We stand there, neither of us moving toward the door or toward each other. Suspended in this moment between what just happened and what comes next. I can feel the weight of all the reasons this was a mistake pressing down on us. But I can also still taste him, still feel the ghost of his hands in my hair, and my traitorous body doesn’t care about complications.

“Maren—”

“You should go,” I interrupt, because whatever he’s about to say will either make this worse or make me want it more, and I can’t handle either right now. My control is hanging by a thread. “Please. I need to think.”

He nods slowly, jaw working like he’s fighting words. “Right. Okay.”

He moves toward the door, each step deliberate, controlled. But before he leaves, he pauses at the threshold, hand on the frame, looking back at me with an expression I can’t quite read. Desire mixed with something softer, something that makes my chest ache.

“For what it’s worth,” he says quietly, “I’m not sorry.”

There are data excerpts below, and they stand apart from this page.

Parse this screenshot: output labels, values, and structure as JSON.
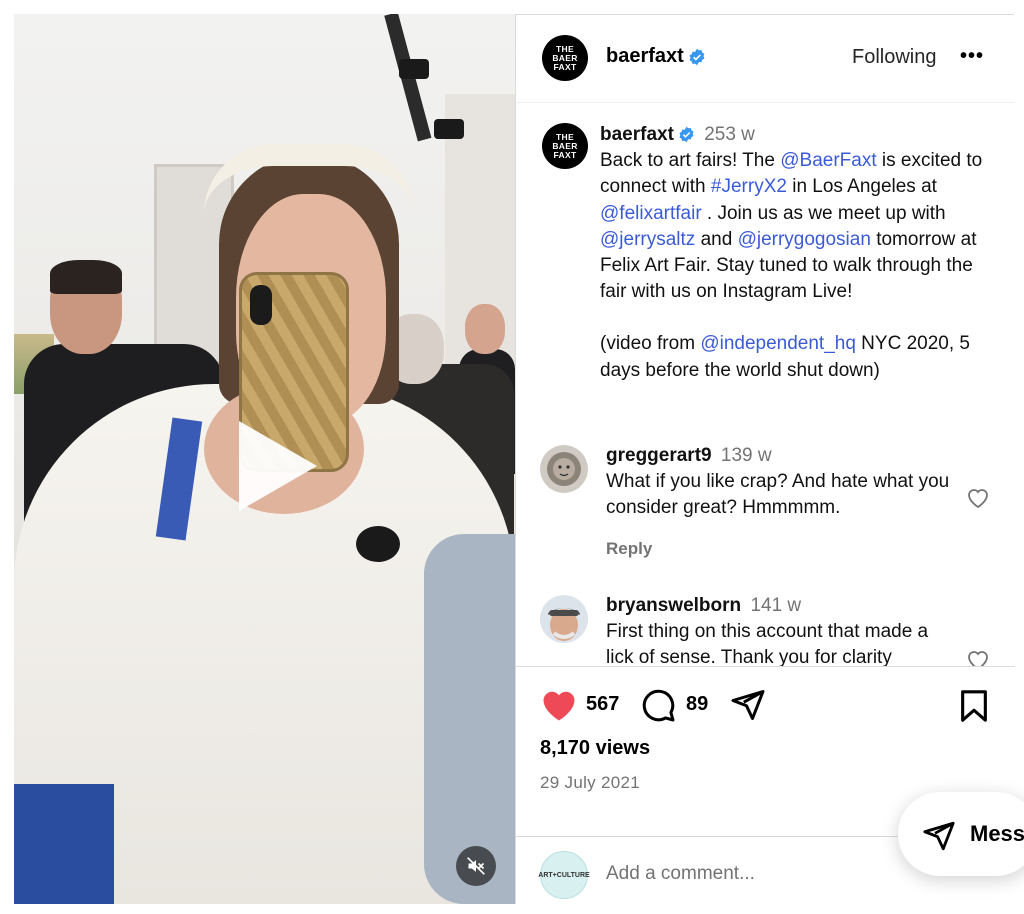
{
  "post": {
    "username": "baerfaxt",
    "follow_status": "Following",
    "more_label": "•••",
    "avatar_lines": [
      "THE",
      "BAER",
      "FAXT"
    ]
  },
  "caption": {
    "username": "baerfaxt",
    "time": "253 w",
    "t1": "Back to art fairs! The ",
    "m1": "@BaerFaxt",
    "t2": " is excited to connect with ",
    "m2": "#JerryX2",
    "t3": " in Los Angeles at ",
    "m3": "@felixartfair",
    "t4": " . Join us as we meet up with ",
    "m4": "@jerrysaltz",
    "t5": " and ",
    "m5": "@jerrygogosian",
    "t6": " tomorrow at Felix Art Fair. Stay tuned to walk through the fair with us on Instagram Live!",
    "t7": "(video from ",
    "m6": "@independent_hq",
    "t8": " NYC 2020, 5 days before the world shut down)"
  },
  "comments": [
    {
      "username": "greggerart9",
      "time": "139 w",
      "text": "What if you like crap? And hate what you consider great? Hmmmmm.",
      "reply": "Reply"
    },
    {
      "username": "bryanswelborn",
      "time": "141 w",
      "text": "First thing on this account that made a lick of sense. Thank you for clarity"
    }
  ],
  "stats": {
    "likes": "567",
    "comments": "89",
    "views": "8,170 views",
    "date": "29 July 2021"
  },
  "composer": {
    "placeholder": "Add a comment...",
    "avatar_text": "ART+CULTURE"
  },
  "messages": {
    "label": "Mess"
  },
  "colors": {
    "like_red": "#ed4956",
    "mention_blue": "#3b5bd6",
    "verified_blue": "#3897f0",
    "meta_gray": "#737373"
  },
  "icons": [
    "play-icon",
    "mute-icon",
    "verified-icon",
    "more-icon",
    "heart-filled-icon",
    "comment-icon",
    "share-icon",
    "save-icon",
    "heart-outline-icon",
    "message-icon"
  ]
}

“Me neither,” I admit, the words escaping before I can stop them, surprising us both.

A small smile tugs at his mouth, just the corner lifting. “We should probably talk. Later. When we’re not...”

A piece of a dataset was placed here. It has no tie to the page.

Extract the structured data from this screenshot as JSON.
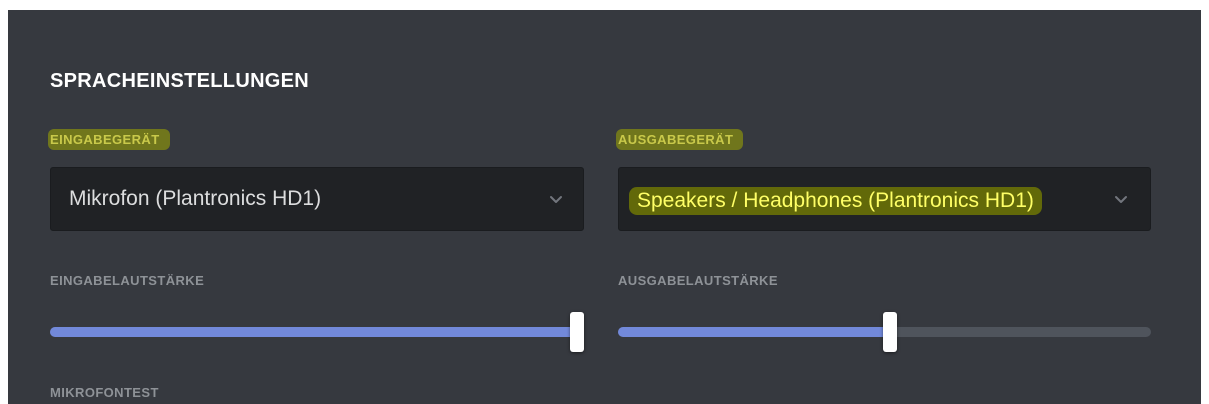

“When Jayson’s not listening through the kitchen door,” I finish, needing to break the tension before I combust.

“I can hear you!” Jayson calls out, proving my point. “And I’m not sorry either! This is the most exciting thing that’s happened here since Dolores fell off her barstool!”

Despite everything, I laugh. It bubbles up unexpected, slightly hysterical. Calvin does too, and for a moment the weight of all our complications lifts, and we’re just two people who want each other, standing in a bar, laughing at the absurdity of it all.

“Later,” he agrees, and there’s a promise in it that makes my stomach flutter. “Tonight? After you close?”

I should say no. I should establish boundaries. I should protect myself. Instead, I nod. “Tonight.”

Then he’s gone, the door closing with a soft click, and I’m alone with my racing heart and unsteady hands. My legs feel like jelly. I might actually slide to the floor.

I lean against the bar, trying to catch my breath, trying to think. Calvin Midnight just kissed me like the world was ending. Like he’d been dying to do it. And I kissed him back like I’d been waiting my whole life for it, which maybe I have been.